I’m back in Amsterdam to pack up and move out. After a weekend of frantic packing and sorting, the removal me. There’s nothing much to do except now make sure they don’t pack our passports, so me and Ron are sitting face to face over the dining table that contains most of our stuff that isn’t going into storage. The phone is off, the television and stereo are packed but at least we still have internet.
I’ve been angsty the last few days, constantly reminding myself that moving house is one of the top 5 most stressful life events. It’s been a desperate rush to get things done before they arrived, and to be honest there’s a certain amount of crap that’s going into storage only to be thrown away when we get a new home. But I’ve moved home enough times to know that despite your good intentions you always run out of time.
It still doesn’t feel real. I don’t have any sense that in a couple of days I am leaving Amsterdam forever. And I can’t quite believe that next time I come back I’ll stay with friends or in a hotel. Again, I expected to feel sad but I don’t. I guess it’s just time to move on.

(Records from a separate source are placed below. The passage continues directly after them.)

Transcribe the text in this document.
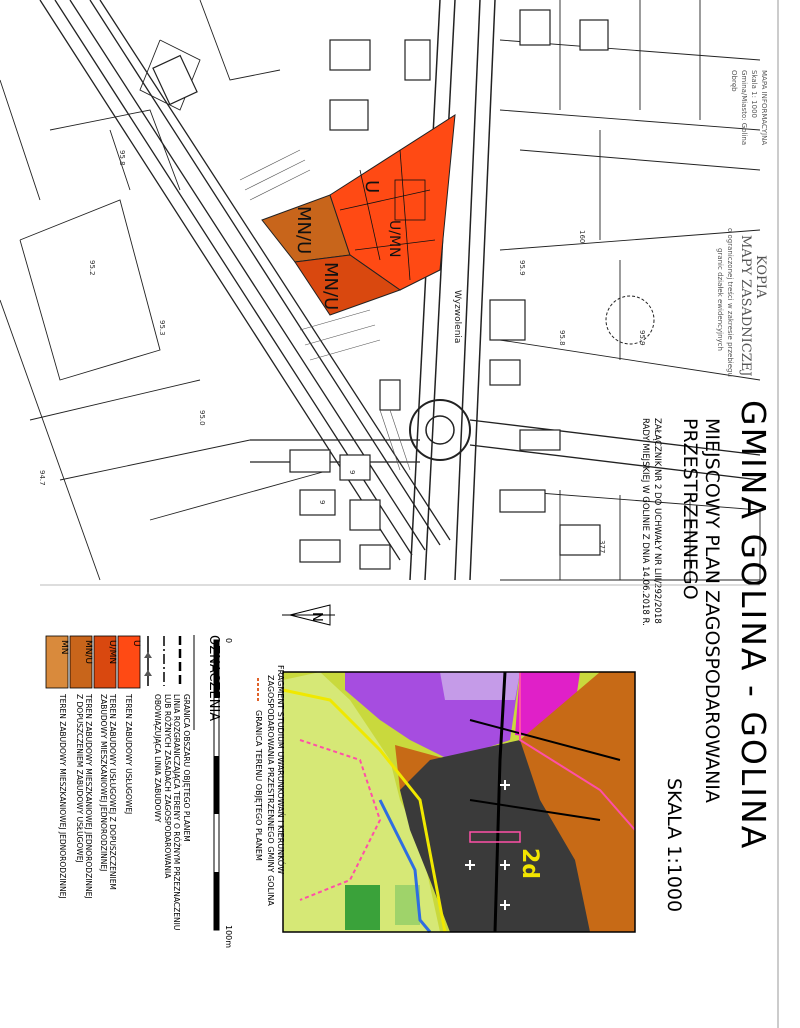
95.8
95.2
95.3
95.0
95.9
160
95.8
377
95.9
9
9
94.7
MN/U
U
U/MN
MN/U
Wyzwolenia
MAPA INFORMACYJNA
Skala 1: 1000
Gmina/Miasto: Golina
Obręb
KOPIA
MAPY ZASADNICZEJ
o ograniczonej treści w zakresie przebiegu
granic działek ewidencyjnych
GMINA GOLINA - GOLINA
MIEJSCOWY PLAN ZAGOSPODAROWANIA
PRZESTRZENNEGO
SKALA 1:1000
ZAŁĄCZNIK NR 2 DO UCHWAŁY NR LIII/292/2018
RADY MIEJSKIEJ W GOLINIE Z DNIA 14.06.2018 R.
N
2d
FRAGMENT STUDIUM UWARUNKOWAŃ I KIERUNKÓW
ZAGOSPODAROWANIA PRZESTRZENNEGO GMINY GOLINA
GRANICA TERENU OBJĘTEGO PLANEM
0
100m
OZNACZENIA
GRANICA OBSZARU OBJĘTEGO PLANEM
LINIA ROZGRANICZAJĄCA TERENY O RÓŻNYM PRZEZNACZENIU
LUB RÓŻNYCH ZASADACH ZAGOSPODAROWANIA
OBOWIĄZUJĄCA LINIA ZABUDOWY
U
TEREN ZABUDOWY USŁUGOWEJ
U/MN
TEREN ZABUDOWY USŁUGOWEJ Z DOPUSZCZENIEM
ZABUDOWY MIESZKANIOWEJ JEDNORODZINNEJ
MN/U
TEREN ZABUDOWY MIESZKANIOWEJ JEDNORODZINNEJ
Z DOPUSZCZENIEM ZABUDOWY USŁUGOWEJ
MN
TEREN ZABUDOWY MIESZKANIOWEJ JEDNORODZINNEJ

After spending one month in the new flat I know that I can live without most of the stuff that’s being packed away. But I’m trying not to watch, trying not to think about the things I’ll miss. The Chinese painting my mother left me in her will, my books, CDs. I hate the idea of my diaries going into storage but they’ve already been packed. All that stuff that you see so often that you take it for granted will be sealed in a container for the next few months. There’ll be no chance to retrieve the tent or the ice axes if we decide on a trip to the Alps. I won’t be able to pull the complete works of Shakespeare off the shelf to check a quotation. It’s an albeit temporary road of no return.
But for all that it’s exciting to know that when these things see the light of day again, we’ll be unwrapping them in our new home. Wherever that may be.